46	ControlFlow	Workflow/agent framework	Public/source-grounded	Task graphs with typed results make agent work composable in ordinary software systems.
47	PocketFlow	Minimal workflow framework	Public/source-grounded	Minimal node/action abstractions are useful when the goal is teachability and portability.
48	E2B / Daytona	Sandbox substrate	Public/source-grounded	The sandbox is part of the harness: file system, network, process, and snapshot policy shape behavior.
49	SuperAGI	Autonomous agent platform	Public/source-grounded	Older autonomous platforms remind us that more tools without tighter state semantics becomes chaos.
50	BabyAGI / functionz	Task-loop lineage	Public/source-grounded	The original task loop is still visible under modern agents: create tasks, execute, reprioritize, remember.

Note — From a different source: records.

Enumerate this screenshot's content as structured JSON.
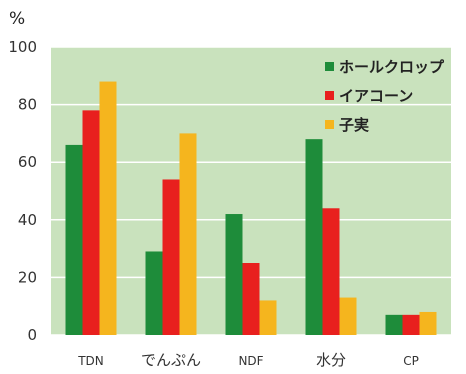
{
  "chart_data": {
    "type": "bar",
    "ylabel": "%",
    "ylim": [
      0,
      100
    ],
    "yticks": [
      0,
      20,
      40,
      60,
      80,
      100
    ],
    "grid": true,
    "legend_position": "top-right",
    "categories": [
      "TDN",
      "でんぷん",
      "NDF",
      "水分",
      "CP"
    ],
    "series": [
      {
        "name": "ホールクロップ",
        "color": "#1e8c3a",
        "values": [
          66,
          29,
          42,
          68,
          7
        ]
      },
      {
        "name": "イアコーン",
        "color": "#e8201e",
        "values": [
          78,
          54,
          25,
          44,
          7
        ]
      },
      {
        "name": "子実",
        "color": "#f5b51e",
        "values": [
          88,
          70,
          12,
          13,
          8
        ]
      }
    ],
    "plot_background": "#c9e2bd",
    "grid_color": "#ffffff"
  }
}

What this means for LingTai

LingTai should not copy a single harness wholesale. The interesting direction is synthesis:

from Claude Code / Codex / Aider / Cline, take product-grade approval loops, resumable sessions, sandbox modes, and patch discipline;
from OpenHands / SWE-agent, take reproducible run directories, event streams, and workspace recovery;
from LangGraph / ControlFlow / PocketFlow / Motia, take graph/checkpoint modes for deterministic workflows;
from OpenAI Agents SDK / PydanticAI / Mastra / VoltAgent, take strict typed tools, tracing, evals, and developer dashboards;
from Letta, take memory as a real runtime object;
from E2B / Daytona, take sandbox policy as a product-level contract.

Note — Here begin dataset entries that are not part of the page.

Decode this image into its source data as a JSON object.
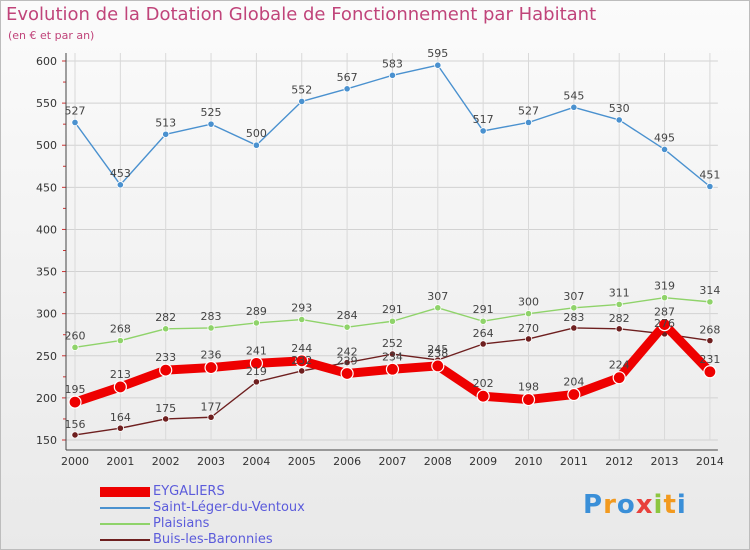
{
  "chart_data": {
    "type": "line",
    "title": "Evolution de la Dotation Globale de Fonctionnement par Habitant",
    "subtitle": "(en € et par an)",
    "xlabel": "",
    "ylabel": "",
    "ylim": [
      150,
      600
    ],
    "yticks": [
      150,
      200,
      250,
      300,
      350,
      400,
      450,
      500,
      550,
      600
    ],
    "grid": true,
    "categories": [
      "2000",
      "2001",
      "2002",
      "2003",
      "2004",
      "2005",
      "2006",
      "2007",
      "2008",
      "2009",
      "2010",
      "2011",
      "2012",
      "2013",
      "2014"
    ],
    "series": [
      {
        "name": "Buis-les-Baronnies",
        "color": "#6e1f1f",
        "thickness": "thin",
        "values": [
          156,
          164,
          175,
          177,
          219,
          232,
          242,
          252,
          245,
          264,
          270,
          283,
          282,
          276,
          268
        ]
      },
      {
        "name": "Plaisians",
        "color": "#8fd36a",
        "thickness": "thin",
        "values": [
          260,
          268,
          282,
          283,
          289,
          293,
          284,
          291,
          307,
          291,
          300,
          307,
          311,
          319,
          314
        ]
      },
      {
        "name": "Saint-Léger-du-Ventoux",
        "color": "#4a91cf",
        "thickness": "thin",
        "values": [
          527,
          453,
          513,
          525,
          500,
          552,
          567,
          583,
          595,
          517,
          527,
          545,
          530,
          495,
          451
        ]
      },
      {
        "name": "EYGALIERS",
        "color": "#ee0000",
        "thickness": "thick",
        "values": [
          195,
          213,
          233,
          236,
          241,
          244,
          229,
          234,
          238,
          202,
          198,
          204,
          224,
          287,
          231
        ]
      }
    ],
    "legend_order": [
      "EYGALIERS",
      "Saint-Léger-du-Ventoux",
      "Plaisians",
      "Buis-les-Baronnies"
    ],
    "legend_position": "bottom-left"
  },
  "brand": {
    "logo_letters": [
      "P",
      "r",
      "o",
      "x",
      "i",
      "t",
      "i"
    ],
    "logo_colors": [
      "#3a8fd8",
      "#f29a1f",
      "#3a8fd8",
      "#e8413c",
      "#8cc63f",
      "#f29a1f",
      "#3a8fd8"
    ]
  }
}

The field is moving toward stricter contracts around tools and traces. LingTai already has the rarer piece: agents that can live, sleep, wake, remember, spawn durable peers, and coordinate through channels. The next step is to make every part of that life cycle as inspectable and replayable as the best coding harnesses make a single patch.

Method note

The underlying study inspected 50 systems with source-first evidence where available. Open-source projects were checked against public repositories. Closed commercial systems such as Claude Code, Devin, Cursor, Windsurf/Cascade, and GitHub Copilot Agent are marked lower-confidence because their internal loops are not fully public; they are included for product and interface lessons, not as source-level claims.